Jeffrey C Johnson, an anthropologist at the University of Florida, told a recent meeting of the American Association for the Advancement of Science: “When you’re living with others in a confined space for a long period of time, such as on a mission to Mars, tensions are likely to fray.” Having someone who can help everyone get along would be “mission-critical”, he said.

And that someone would be a clown?

Not necessarily a clown — although having a jester (or any other ‘positive deviant’, as anthropologists term them) helps improve group dynamics. In a 2003 research paper titled ‘The Evolution of Networks in Extreme and Isolated Environments’, Johnson (then with the North Carolina University) and his peers James S Boster (at the University of Connecticut) and Lawrence A Palinkas (at the University of California San Diego) reported on their findings of a 3.5-year-long study of multi-cultural, muti-ethnic, multi-national crew members at the South Pole, who typically spent their winters — which spread for 8.5 months of the year — in complete isolation.

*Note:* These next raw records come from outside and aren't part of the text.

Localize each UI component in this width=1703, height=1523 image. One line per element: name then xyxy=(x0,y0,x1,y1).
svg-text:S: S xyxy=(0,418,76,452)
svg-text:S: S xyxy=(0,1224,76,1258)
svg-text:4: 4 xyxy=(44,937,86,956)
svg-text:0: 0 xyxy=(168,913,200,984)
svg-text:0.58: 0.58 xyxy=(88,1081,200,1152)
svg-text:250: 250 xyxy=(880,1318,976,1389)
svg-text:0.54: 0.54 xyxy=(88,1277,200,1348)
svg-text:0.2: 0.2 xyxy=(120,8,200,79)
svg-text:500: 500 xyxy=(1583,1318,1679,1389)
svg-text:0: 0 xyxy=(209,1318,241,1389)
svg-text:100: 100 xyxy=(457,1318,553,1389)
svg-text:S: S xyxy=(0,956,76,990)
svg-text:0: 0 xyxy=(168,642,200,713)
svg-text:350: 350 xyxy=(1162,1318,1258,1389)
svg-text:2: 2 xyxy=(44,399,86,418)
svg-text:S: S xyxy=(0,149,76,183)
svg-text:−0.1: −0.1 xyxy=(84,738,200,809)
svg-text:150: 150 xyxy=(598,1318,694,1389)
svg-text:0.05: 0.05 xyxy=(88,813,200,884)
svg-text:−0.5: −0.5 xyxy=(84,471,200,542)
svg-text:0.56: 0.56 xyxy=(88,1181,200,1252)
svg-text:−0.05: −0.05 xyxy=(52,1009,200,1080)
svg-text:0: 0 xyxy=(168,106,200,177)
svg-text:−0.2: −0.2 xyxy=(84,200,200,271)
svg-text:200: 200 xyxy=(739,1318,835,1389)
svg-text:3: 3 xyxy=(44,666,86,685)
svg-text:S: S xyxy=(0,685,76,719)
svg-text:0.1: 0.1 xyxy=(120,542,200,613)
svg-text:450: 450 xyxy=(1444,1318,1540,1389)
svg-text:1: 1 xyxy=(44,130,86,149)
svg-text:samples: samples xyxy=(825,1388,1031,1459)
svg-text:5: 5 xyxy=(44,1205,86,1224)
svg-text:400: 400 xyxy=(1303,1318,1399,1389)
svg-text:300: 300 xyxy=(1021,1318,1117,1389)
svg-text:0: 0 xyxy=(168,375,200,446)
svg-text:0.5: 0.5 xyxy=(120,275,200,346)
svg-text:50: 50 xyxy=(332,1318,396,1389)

What did their study establish?

Among other things, that the group was more “cohesive” if it had more “positive deviant roles” present. Such “deviants” could be a “lower status individual” (a cook or a civilian contractor employee) “who will perform pranks and exaggerate his or her behaviour sufficiently to be outside the mainstream of behaviour on the station...” Such individuals, they noted, “also provide an important communication function in that they are frequently allowed to express frustrations or dissatisfaction with disruptive individuals or undesirable conditions in a socially acceptable manner without causing additional stress or conflict.”

Sounds loopy to me.

You’d be surprised. When Roald Amundsen undertook his Norwegian polar expedition, he brought with him a cook, Adolf Lindstrom. In his book Scott and Amundsen: The Last Place on Earth , biographer Roland Huntford writes that “as chef, baker, pastry-cook, (Lindstrom) provided surrogate domesticity. He was also instrument maker, taxidermist, housepainter… and clown.” Amundsen recorded in his diary that Lindstrom had “rendered... more valuable services” to the expedition “than any other man.”

So clowns are team-builders.

They are, simply by being stress-busters. In fact, their role in improving workplace productivity is gradually being acknowledged by HR functionaries. Likewise, in healthcare settings, psychologists have recorded an improvement in patients subjected to the therapeutic effects of “medical clowning”. Clowns make workplaces fun and are good for your health!